Hello!
I'm new to OpenCL and now I'm trying to port one video filter to OCL (primarily for studying 🙂).
All works fine except not very fast speed (actually it's a little faster than previous CPU code). Now I'm working on it's optimization. I need to highly reuse 2 constant arrays of float of size less than 128. My GPU is 4850, so I can't use Images. Local memory works, but limits max. Work Group Size to 64. Now I'm trying to use __constant memory. The fastest way I found is to initialize them in kernel as constants (generated in host code before compilation). But I didn't found any way to do it in OpenCL C. Moreover, I can't find example to init. one non-array variable. Code
__kernel void test()
{
__constant int ow = 1;
}
doesn't compile with error
error: non-kernel
function: variable with automatic storage duration cannot be stored
in a named address space
__constant int ow = 1;
^
in AMD APP KernelAnalyzer.
If i replace __constant with __private all works, but GRP usage is unacceptable.
__kernel void test() { __constant int ow = 1; }
just create another buffer and set him as __constant kernel argument.
__constant,__global and __local variables must be a pointers.
also if you create normal const variable compiler will just place it where it is needed. so no register space is taken.
Yes, I know that I can do it as kernel argument, but as I realized, it's not the fastest way of accessing them according to AMD Accelerated Parallel Processing OpenCL™ Programming Guide, p. 4.6 Constant Memory Optimization. And my access is primaryly not the "Same Index".

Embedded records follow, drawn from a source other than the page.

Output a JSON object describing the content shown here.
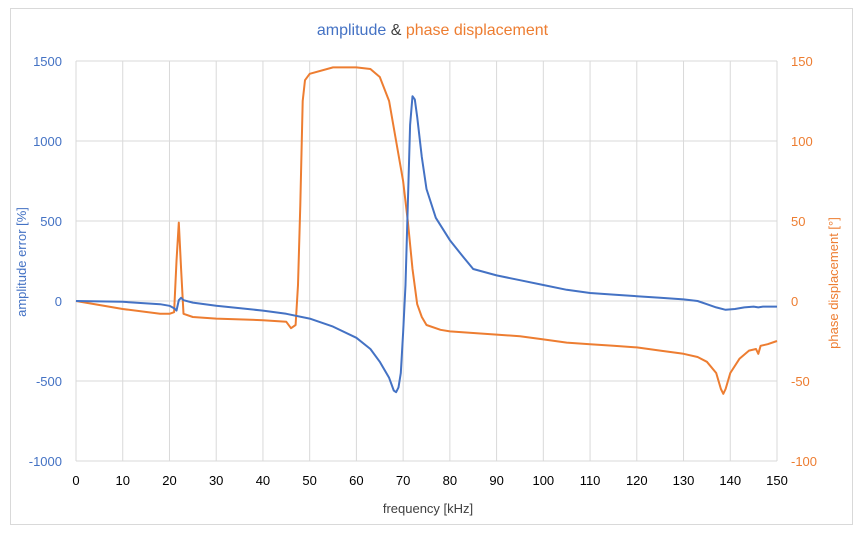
{
  "chart_data": {
    "type": "line",
    "title_parts": [
      "amplitude",
      " & ",
      "phase displacement"
    ],
    "xlabel": "frequency [kHz]",
    "ylabel_left": "amplitude error [%]",
    "ylabel_right": "phase displacement [°]",
    "xlim": [
      0,
      150
    ],
    "ylim_left": [
      -1000,
      1500
    ],
    "ylim_right": [
      -100,
      150
    ],
    "x_ticks": [
      "0",
      "10",
      "20",
      "30",
      "40",
      "50",
      "60",
      "70",
      "80",
      "90",
      "100",
      "110",
      "120",
      "130",
      "140",
      "150"
    ],
    "y_ticks_left": [
      "-1000",
      "-500",
      "0",
      "500",
      "1000",
      "1500"
    ],
    "y_ticks_right": [
      "-100",
      "-50",
      "0",
      "50",
      "100",
      "150"
    ],
    "grid": true,
    "colors": {
      "amplitude": "#4472c4",
      "phase": "#ed7d31",
      "title_mid": "#404040",
      "tick": "#595959"
    },
    "series": [
      {
        "axis": "left",
        "color": "#4472c4",
        "points": [
          [
            0,
            0
          ],
          [
            10,
            -5
          ],
          [
            18,
            -20
          ],
          [
            20,
            -30
          ],
          [
            21,
            -45
          ],
          [
            21.5,
            -60
          ],
          [
            22,
            5
          ],
          [
            22.5,
            20
          ],
          [
            23,
            5
          ],
          [
            25,
            -10
          ],
          [
            30,
            -30
          ],
          [
            40,
            -60
          ],
          [
            45,
            -80
          ],
          [
            50,
            -110
          ],
          [
            55,
            -160
          ],
          [
            60,
            -230
          ],
          [
            63,
            -300
          ],
          [
            65,
            -380
          ],
          [
            67,
            -480
          ],
          [
            68,
            -560
          ],
          [
            68.5,
            -570
          ],
          [
            69,
            -540
          ],
          [
            69.5,
            -450
          ],
          [
            70,
            -200
          ],
          [
            70.5,
            100
          ],
          [
            71,
            600
          ],
          [
            71.5,
            1100
          ],
          [
            72,
            1280
          ],
          [
            72.5,
            1260
          ],
          [
            73,
            1150
          ],
          [
            74,
            900
          ],
          [
            75,
            700
          ],
          [
            77,
            520
          ],
          [
            80,
            380
          ],
          [
            83,
            270
          ],
          [
            85,
            200
          ],
          [
            90,
            160
          ],
          [
            95,
            130
          ],
          [
            100,
            100
          ],
          [
            105,
            70
          ],
          [
            110,
            50
          ],
          [
            115,
            40
          ],
          [
            120,
            30
          ],
          [
            125,
            20
          ],
          [
            130,
            10
          ],
          [
            133,
            0
          ],
          [
            135,
            -20
          ],
          [
            137,
            -40
          ],
          [
            139,
            -55
          ],
          [
            141,
            -50
          ],
          [
            143,
            -40
          ],
          [
            145,
            -35
          ],
          [
            146,
            -40
          ],
          [
            147,
            -35
          ],
          [
            150,
            -35
          ]
        ]
      },
      {
        "axis": "right",
        "color": "#ed7d31",
        "points": [
          [
            0,
            0
          ],
          [
            10,
            -5
          ],
          [
            18,
            -8
          ],
          [
            20,
            -8
          ],
          [
            21,
            -7
          ],
          [
            21.5,
            25
          ],
          [
            22,
            49
          ],
          [
            22.5,
            20
          ],
          [
            23,
            -8
          ],
          [
            25,
            -10
          ],
          [
            30,
            -11
          ],
          [
            40,
            -12
          ],
          [
            45,
            -13
          ],
          [
            46,
            -17
          ],
          [
            47,
            -15
          ],
          [
            47.5,
            10
          ],
          [
            48,
            60
          ],
          [
            48.5,
            125
          ],
          [
            49,
            138
          ],
          [
            50,
            142
          ],
          [
            55,
            146
          ],
          [
            60,
            146
          ],
          [
            63,
            145
          ],
          [
            65,
            140
          ],
          [
            67,
            125
          ],
          [
            68.5,
            100
          ],
          [
            70,
            75
          ],
          [
            71,
            50
          ],
          [
            72,
            20
          ],
          [
            73,
            -2
          ],
          [
            74,
            -10
          ],
          [
            75,
            -15
          ],
          [
            78,
            -18
          ],
          [
            80,
            -19
          ],
          [
            85,
            -20
          ],
          [
            90,
            -21
          ],
          [
            95,
            -22
          ],
          [
            100,
            -24
          ],
          [
            105,
            -26
          ],
          [
            110,
            -27
          ],
          [
            115,
            -28
          ],
          [
            120,
            -29
          ],
          [
            125,
            -31
          ],
          [
            130,
            -33
          ],
          [
            133,
            -35
          ],
          [
            135,
            -38
          ],
          [
            137,
            -45
          ],
          [
            138,
            -55
          ],
          [
            138.5,
            -58
          ],
          [
            139,
            -55
          ],
          [
            140,
            -45
          ],
          [
            142,
            -36
          ],
          [
            144,
            -31
          ],
          [
            145.5,
            -30
          ],
          [
            146,
            -33
          ],
          [
            146.5,
            -28
          ],
          [
            148,
            -27
          ],
          [
            150,
            -25
          ]
        ]
      }
    ]
  }
}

According to http://forums.amd.com/forum/messageview.cfm?catid=390&threadid=138434 and some other threads there is a way to init. __constant inside kernel, but nothing works for me 😞
Is there any other possibility?
|
"const" uses registers, code below shows 10 GRP usage under KernelAnalyzer
__kernel void test(__global int *out) { const int ow[] = {1,2,3,4,5,6,7,8,9,10}; out[get_local_size(0)] = ow[get_local_size(0)]; }
Wow, thanks Micah!!!
It's even better to have it global! Short sample compiles good, tomorrow I'll try how it works for real app.